Doing so can reveal growth constraints like saturated markets, product pricing caps, limited economies of scale, the emergence of disruptive technologies, over-reliance on a handful of key clients, rising customer or supplier bargaining power, the requirement for substantial follow-on investments to remain cost-competitive (revealed through a benchmarking analysis), and post-close management team competencies, among other issues.

All Alone in the World
Next, the buyer creates a financial model of the target's stand-alone performance that reflects its findings from the field and industry research above. In this exercise you may obviously look toward the target’s internal operations and financial data for guidance, but retain your skepticism: some of the more common tricks used to inflate growth, profitability and cash flow are:
• Stuffing distribution channels;
• Proposing unrealistic sales or cost projections based on recent capital expenditures, including those for websites;
• Obscuring cost center costs by distributing them out into the field;
• Treating recurring expenses as extraordinary ones;
• Underfunding CAPEX or SGA costs to jack up cash flow; and,
• Boosting sales by discounting the price of later services.

The Search for Synergies
Now the buyer turns his gimlet eye toward where costs can be reduced and sales increased by combining his operations with those of the target. As a rule of thumb, cost economies represent more concrete and immediate sources of value generation than sales increases, which typically offer lower probabilities of realization. In fact, the authors advance the following synergy categories in declining order of probability and in increasing order of time to closure:
• Elimination of duplicated functions;
• Sharing of operations;
• Sharing of facilities;
• Selling existing products though new channels;
• Selling new products through new channels.

Needless to say, you must also consider the cost and time of pursuing these synergies as you calculate a net present value for them.

Walk-Away Price
After you add your probabilistically-weighted set of synergy cash flows to the target’s stand-alone value, you’ve got your walk-away price. One way to better assure the realism of this value is by linking the compensation of your key executives -- especially those who are championing the deal -- to realizing it.

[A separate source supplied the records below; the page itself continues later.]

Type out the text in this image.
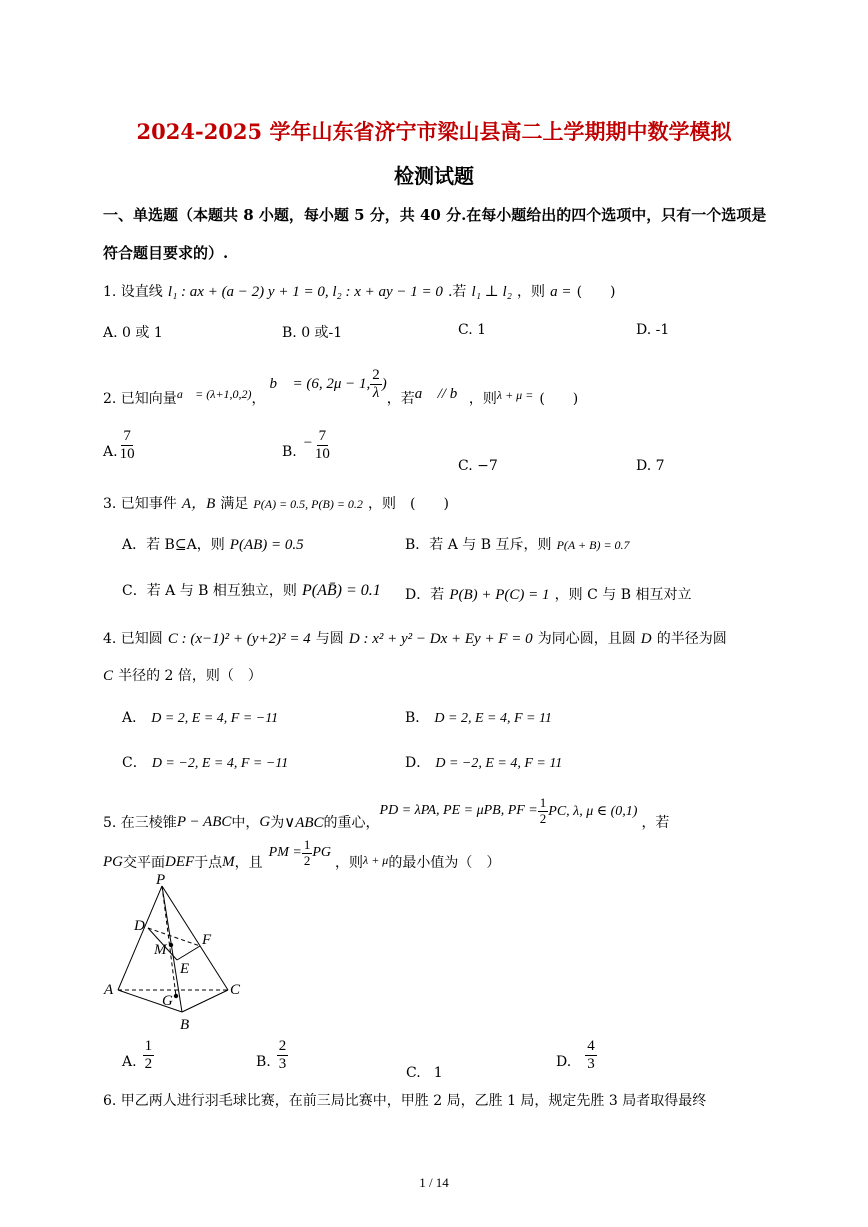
2024-2025 学年山东省济宁市梁山县高二上学期期中数学模拟
检测试题
一、单选题（本题共 8 小题，每小题 5 分，共 40 分.在每小题给出的四个选项中，只有一个选项是
符合题目要求的）.
1. 设直线 l₁ : ax + (a − 2) y + 1 = 0, l₂ : x + ay − 1 = 0 .若 l₁ ⊥ l₂ ，则 a = (　　)
A. 0 或 1	B. 0 或-1	C. 1	D. -1
2. 已知向量 a⃗ = (λ+1,0,2) ，
b⃗ = (6, 2μ − 1, $\frac{2}{\lambda}$ )
，若 a⃗ // b⃗ ，则 λ + μ = (　　)
A. $\frac{7}{10}$	B.
− $\frac{7}{10}$
C. −7	D. 7
3. 已知事件 A，B 满足 P(A) = 0.5, P(B) = 0.2 ，则　(　　)
A．若 B⊆A，则 P(AB) = 0.5	B．若 A 与 B 互斥，则 P(A + B) = 0.7
C．若 A 与 B 相互独立，则 P(AB̄) = 0.1 D．若 P(B) + P(C) = 1 ，则 C 与 B 相互对立
4. 已知圆 C : (x−1)² + (y+2)² = 4 与圆 D : x² + y² − Dx + Ey + F = 0 为同心圆，且圆 D 的半径为圆
C 半径的 2 倍，则（　）
A． D = 2, E = 4, F = −11	B． D = 2, E = 4, F = 11
C． D = −2, E = 4, F = −11	D． D = −2, E = 4, F = 11
5. 在三棱锥 P − ABC 中， G 为 ∨ABC 的重心，
PD = λPA, PE = μPB, PF = $\frac{1}{2}$ PC, λ, μ ∈ (0,1)
，若
PG 交平面 DEF 于点 M ，且
PM = $\frac{1}{2}$ PG
，则 λ + μ 的最小值为（　）
P
D
F
M
E
A	C
G
B
A. $\frac{1}{2}$	B. $\frac{2}{3}$
C. 1
D. $\frac{4}{3}$
6. 甲乙两人进行羽毛球比赛，在前三局比赛中，甲胜 2 局，乙胜 1 局，规定先胜 3 局者取得最终
1 / 14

But the key to this calculation is your willingness to live by it, avoiding the temptation to allow the deal’s momentum and the target’s demands or bidding environment to turn the process into a game of one-upmanship. A final advantage to knowing this number is its ability to extricate you from those ever-escalating demands: now, armed with your careful analysis, you can afford to tell the target what your top dollar is and welcome him to accept a superior one if he can find it. That’s your “walk-away” offer and in a surprising number of cases, targets accept it.

While this article has necessarily focused on the value of due diligence to avoid over-paying, the process can also increase your perception of value. More than once we have seen circumstances where all that analysis uncovers opportunities for value-creation that weren’t promoted by the seller and weren’t initially obvious to you.